So says the Chosun Ilbo, in describing what would be a major policy shift for South Korea. From 2008 until now, the policy would best be described as reluctant engagement, which brought out North Korea’s violent and extortionate streak. Now, according to unnamed sources in the Unification Ministry, the administration seems to be looking for ways to prepare for and even accelerate reunification:
The government is shifting the emphasis of North Korea policy from exchanges and cooperation to fully fledged preparations for reunification beginning in 2011. “Next year, we intend to concentrate our efforts on strengthening our reunification capabilities rather than on dialogue with the North,” a Unification Ministry official said. It is apparently looking to influence ordinary North Koreans to bring about changes in the Stalinist country. “We must free ourselves from the perception that reunification by absorption is unfeasible,” he added.
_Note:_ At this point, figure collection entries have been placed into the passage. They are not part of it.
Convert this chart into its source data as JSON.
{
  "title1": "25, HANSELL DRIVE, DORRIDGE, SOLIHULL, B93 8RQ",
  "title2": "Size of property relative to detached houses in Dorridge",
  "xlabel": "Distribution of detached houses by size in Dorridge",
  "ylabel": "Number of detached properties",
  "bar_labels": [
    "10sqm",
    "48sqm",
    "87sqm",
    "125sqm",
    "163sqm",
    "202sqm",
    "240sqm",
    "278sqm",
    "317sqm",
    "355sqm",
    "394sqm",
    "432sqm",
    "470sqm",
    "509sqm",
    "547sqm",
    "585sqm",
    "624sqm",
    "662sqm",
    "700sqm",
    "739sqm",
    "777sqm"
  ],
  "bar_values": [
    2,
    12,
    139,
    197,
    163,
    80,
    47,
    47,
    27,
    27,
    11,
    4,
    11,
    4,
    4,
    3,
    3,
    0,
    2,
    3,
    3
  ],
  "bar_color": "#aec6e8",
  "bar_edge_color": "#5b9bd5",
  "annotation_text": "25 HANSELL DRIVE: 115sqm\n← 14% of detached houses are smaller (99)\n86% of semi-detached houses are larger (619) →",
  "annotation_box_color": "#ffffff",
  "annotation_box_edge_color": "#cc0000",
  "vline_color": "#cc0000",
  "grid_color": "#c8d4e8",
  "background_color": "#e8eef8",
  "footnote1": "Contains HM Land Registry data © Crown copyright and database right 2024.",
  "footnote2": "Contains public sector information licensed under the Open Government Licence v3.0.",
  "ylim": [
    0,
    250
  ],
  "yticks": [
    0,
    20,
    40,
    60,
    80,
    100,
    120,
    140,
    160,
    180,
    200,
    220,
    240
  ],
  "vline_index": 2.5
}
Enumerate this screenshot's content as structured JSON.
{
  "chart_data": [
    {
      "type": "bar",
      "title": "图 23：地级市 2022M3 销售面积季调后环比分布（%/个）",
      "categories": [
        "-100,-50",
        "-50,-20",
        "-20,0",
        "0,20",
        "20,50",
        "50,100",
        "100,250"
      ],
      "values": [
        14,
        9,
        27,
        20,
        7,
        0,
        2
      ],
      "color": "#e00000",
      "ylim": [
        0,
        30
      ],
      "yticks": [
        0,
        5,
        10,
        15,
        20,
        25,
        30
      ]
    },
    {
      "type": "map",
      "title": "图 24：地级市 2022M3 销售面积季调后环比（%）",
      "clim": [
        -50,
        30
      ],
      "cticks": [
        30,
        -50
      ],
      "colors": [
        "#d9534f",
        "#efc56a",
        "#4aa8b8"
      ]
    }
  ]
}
More on that here. The problem with stories like this, of course, is that they name only anonymous officials, and therefore, we really don’t know whether we’re hearing the views of a junior official with rogue views, someone who represents a faction within the Ministry, or someone who is intentionally disinforming the Chosun Ilbo to scare the North Koreans. I maintain that the Lee Administration isn’t serious about holding North Korea accountable for anything, catalyzing change, or even about cutting off the money used to terrorize its own population until it shuts down Kaesong. When Kaesong closes, it will be time for a serious discussion of a policy shift. Everything else, especially this, is empty talk.
One of our perpetual questions about North Korea has to be whether they’re just too smart for us to comprehend, or whether it’s just the rest of us that are too stupid and weak-minded to deal with them properly. I still vote for the latter:
Senior Grand National Party lawmakers who gathered yesterday to deliberate the government’s policy toward North Korea after its attack on Yeonpyeong Island quarrelled intensely and broke into two camps.
One group argued the government should ease its tough stance against the communist regime to abate the highly strained relations between the two Koreas. This met fierce opposition from another group that maintained it was too early to “appease” North Korea.
I’d wonder where the constituency is for appeasing North Korea now, except that public opinion in South Korea is almost impossibly unpredictable. One person who obviously thinks there’s a constituency for appeasement is our old friend Comrade Chung. Although I can certainly see why the administration denied him permission to visit Kaesong, there’s a part of me that thinks he’d have been an ideal hostage — just think of what a win-win that would be for all of those involved.
Meanwhile, there are also rumors foreshadowing a policy shift on this side of the Pacific. I find those rumors hard to believe, beginning with the explanation that Hillary Clinton would step down … so spend more time with Bill. Yeah, right! If Hillary Clinton steps down, she’ll do it to distance herself from the administration or to mount a primary challenge, which I think is also unlikely.
Still, I can’t quite dismiss this. The obvious argument for Richardson’s appointment is that it would help the President with Latino voters, and I’ve always suspected that this President cares very much about domestic politics and so little about the actual substance of foreign policy that he’s delegated it to a group of sensible advisors, including James Steinberg, Kurt Campbell, Robert Einhorn, and Philip Goldberg. Putting Richardson in charge of them would be like putting a cat in a basket of pigeons. At a bare minimum, it would cost us a year of policy reviews, internecine struggles, and purges — a repeat of what happened after 2004. It might even mean that someone gets to follow in Mike Chinoy’s footsteps and write a book chronicling this administration’s paralysis-by-analysis on North Korea.
Ultimately, I don’t think it will happen because the adverse political consequences would outweigh the benefits, and the Administration seems smart enough to get this. Kim Jong Il’s behavior has been bad enough that any hint of Agreed Framework 3.0 would go over badly with the American people. Until now, President Obama has successfully neutralized foreign policy as a campaign issue, but a Bill Richardson foreign policy would give the Republicans an opportunity to cast off their discrediting by Bush, Rice, and Hill, find their voice, and make this an issue they can run on.
The greatest barrier, however, may be South Korea’s certain opposition to such a shift in Washington. Lee Myung Bak will still be President for a little more than two years, and with him facing a likely challenge from Park Geun-Hye on the right, you can expect his Administration to strongly oppose a new American diplomatic initiative to the North now. Say what you will about Lee not having a vote in our elections, but South Korea exerts a powerful influence over U.S. policy toward North Korea.